# Outdoor Screened-In Rooms



## Fritz (Jun 29, 2011)

Hello everyone,
I'm looking at adding a Patty O Room or Add a Room type of enclosure on my 2007 21rs. Anybody have an opinion on which works best? Any modifications that make for a better installation? Your thoughts are appreciated! Thank you.


----------



## venatic (Jun 11, 2012)

We had one with our pop up camper and I wouldn't use for a weekend trip as for me, it was too much of a hassle to put up and take down. Cut into my drinking time.


----------



## Acadia Hiker (May 29, 2007)

venatic said:


> We had one with our pop up camper and I wouldn't use for a weekend trip as for me, it was too much of a hassle to put up and take down. Cut into my drinking time.


 Ditto...except for the drinking part. Long trip it was nice, but way too much work for two or three days.


----------



## Fritz (Jun 29, 2011)

Acadia Hiker said:


> We had one with our pop up camper and I wouldn't use for a weekend trip as for me, it was too much of a hassle to put up and take down. Cut into my drinking time.


 Ditto...except for the drinking part. Long trip it was nice, but way too much work for two or three days.
[/quote]


----------



## Fritz (Jun 29, 2011)

Thank you for the response guys. I guess most of my trips are on the shorter side, might have to think of spending the money on a different area of the camper? Would be nice for those buggy nights though!


----------



## Fritz (Jun 29, 2011)

Fritz said:


> Thank you for the response guys. I guess most of my trips are on the shorter side, might have to think of spending the money on a different area of the camper? Would be nice for those buggy nights though!

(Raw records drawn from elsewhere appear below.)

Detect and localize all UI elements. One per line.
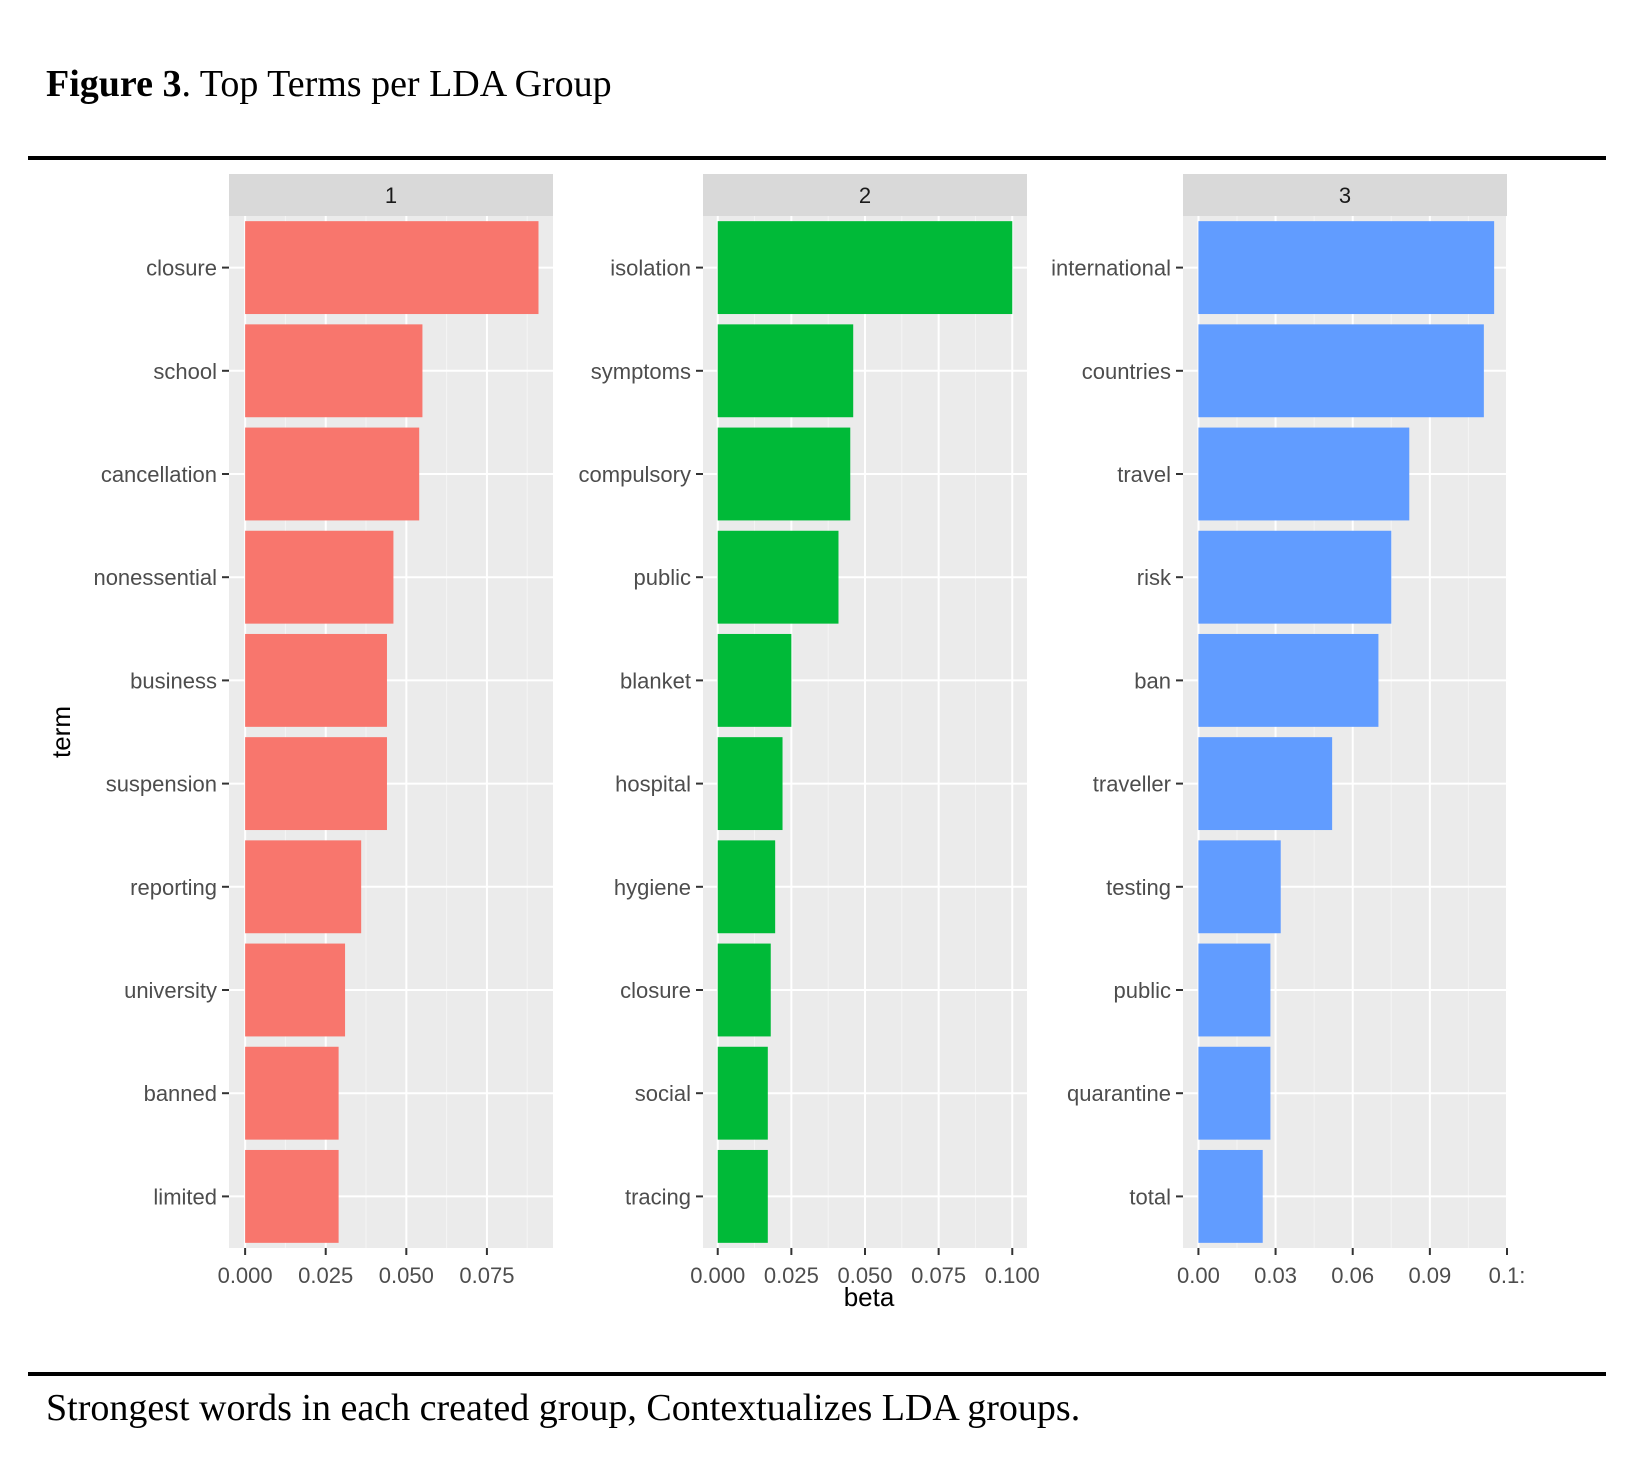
facet-panel-1: 1 closure school cancellation nonessential bu… xyxy=(93,174,553,1288)
term-label: suspension xyxy=(106,772,217,797)
bar-university xyxy=(245,943,346,1037)
bar-tracing xyxy=(717,1149,768,1243)
term-label: ban xyxy=(1134,668,1171,693)
x-tick-label: 0.100 xyxy=(985,1263,1040,1288)
term-label: business xyxy=(130,668,217,693)
bar-quarantine xyxy=(1198,1046,1271,1140)
x-tick-label: 0.1: xyxy=(1489,1263,1526,1288)
facet-strip xyxy=(1183,174,1507,216)
term-label: school xyxy=(153,359,217,384)
bar-closure xyxy=(717,943,771,1037)
term-label: social xyxy=(635,1081,691,1106)
bar-isolation xyxy=(717,221,1013,315)
facet-strip-label: 2 xyxy=(859,183,871,208)
bar-reporting xyxy=(245,840,362,934)
bar-hygiene xyxy=(717,840,776,934)
bar-risk xyxy=(1198,530,1392,624)
bar-countries xyxy=(1198,324,1484,418)
x-tick-label: 0.06 xyxy=(1331,1263,1374,1288)
x-tick-label: 0.050 xyxy=(837,1263,892,1288)
figure-caption-title: Figure 3. Top Terms per LDA Group xyxy=(46,62,612,106)
term-label: testing xyxy=(1106,875,1171,900)
bar-ban xyxy=(1198,633,1379,727)
term-label: banned xyxy=(144,1081,217,1106)
bar-limited xyxy=(245,1149,339,1243)
term-label: compulsory xyxy=(579,462,691,487)
term-label: total xyxy=(1129,1184,1171,1209)
term-label: cancellation xyxy=(101,462,217,487)
lda-faceted-bar-chart: 1 closure school cancellation nonessential bu… xyxy=(46,174,1525,1312)
bar-hospital xyxy=(717,737,783,831)
bar-public xyxy=(1198,943,1271,1037)
x-tick-label: 0.09 xyxy=(1408,1263,1451,1288)
term-label: public xyxy=(634,565,691,590)
term-label: nonessential xyxy=(93,565,217,590)
x-tick-label: 0.050 xyxy=(379,1263,434,1288)
x-tick-label: 0.00 xyxy=(1177,1263,1220,1288)
term-label: closure xyxy=(620,978,691,1003)
facet-strip xyxy=(229,174,553,216)
term-label: risk xyxy=(1137,565,1172,590)
term-label: university xyxy=(124,978,217,1003)
term-label: travel xyxy=(1117,462,1171,487)
figure-label: Figure 3 xyxy=(46,63,182,105)
bottom-rule xyxy=(28,1372,1606,1376)
bar-travel xyxy=(1198,427,1410,521)
facet-strip-label: 3 xyxy=(1339,183,1351,208)
bar-nonessential xyxy=(245,530,394,624)
term-label: symptoms xyxy=(591,359,691,384)
y-axis-title: term xyxy=(46,706,76,758)
x-tick-label: 0.000 xyxy=(690,1263,745,1288)
term-label: tracing xyxy=(625,1184,691,1209)
x-tick-label: 0.03 xyxy=(1254,1263,1297,1288)
facet-panel-2: 2 isolation symptoms compulsory public blanke… xyxy=(579,174,1040,1288)
term-label: hospital xyxy=(615,772,691,797)
facet-strip xyxy=(703,174,1027,216)
bar-blanket xyxy=(717,633,792,727)
facet-panel-3: 3 international countries travel risk ban trav… xyxy=(1051,174,1525,1288)
x-tick-label: 0.025 xyxy=(298,1263,353,1288)
bar-social xyxy=(717,1046,768,1140)
bar-total xyxy=(1198,1149,1263,1243)
bar-banned xyxy=(245,1046,339,1140)
facet-strip-label: 1 xyxy=(385,183,397,208)
bar-cancellation xyxy=(245,427,420,521)
term-label: blanket xyxy=(620,668,691,693)
figure-title: . Top Terms per LDA Group xyxy=(181,63,612,105)
x-tick-label: 0.025 xyxy=(764,1263,819,1288)
bar-business xyxy=(245,633,387,727)
top-rule xyxy=(28,156,1606,160)
term-label: isolation xyxy=(610,256,691,281)
bar-suspension xyxy=(245,737,387,831)
term-label: closure xyxy=(146,256,217,281)
bar-public xyxy=(717,530,839,624)
term-label: limited xyxy=(153,1184,217,1209)
figure-caption-bottom: Strongest words in each created group, C… xyxy=(46,1387,1081,1429)
bar-compulsory xyxy=(717,427,851,521)
term-label: reporting xyxy=(130,875,217,900)
x-axis-title: beta xyxy=(844,1282,895,1312)
bar-school xyxy=(245,324,423,418)
term-label: international xyxy=(1051,256,1171,281)
x-tick-label: 0.075 xyxy=(459,1263,514,1288)
bar-traveller xyxy=(1198,737,1333,831)
x-tick-label: 0.000 xyxy=(218,1263,273,1288)
term-label: public xyxy=(1114,978,1171,1003)
term-label: quarantine xyxy=(1067,1081,1171,1106)
term-label: traveller xyxy=(1093,772,1171,797)
bar-closure xyxy=(245,221,539,315)
bar-symptoms xyxy=(717,324,854,418)
bar-testing xyxy=(1198,840,1281,934)
term-label: countries xyxy=(1082,359,1171,384)
bar-international xyxy=(1198,221,1495,315)
term-label: hygiene xyxy=(614,875,691,900)
x-tick-label: 0.075 xyxy=(911,1263,966,1288)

Just following up on this. I did end up purchasing the Patty O Room and I must say we really like it. Really creates a nice extra space for the 21RS. Not too bad to put up and take down after a few times.


----------



## egregg57 (Feb 13, 2006)

Fritz said:


> Thank you for the response guys. I guess most of my trips are on the shorter side, might have to think of spending the money on a different area of the camper? Would be nice for those buggy nights though!


Just following up on this. I did end up purchasing the Patty O Room and I must say we really like it. Really creates a nice extra space for the 21RS. Not too bad to put up and take down after a few times.
[/quote]

We have had them on all four campers we have owned. This is my current one by Care-Free of Colorado:


----------



## venatic (Jun 11, 2012)

If you're worried about the mosquitoes, get yourself a Thermacell. Best investment you can make.


----------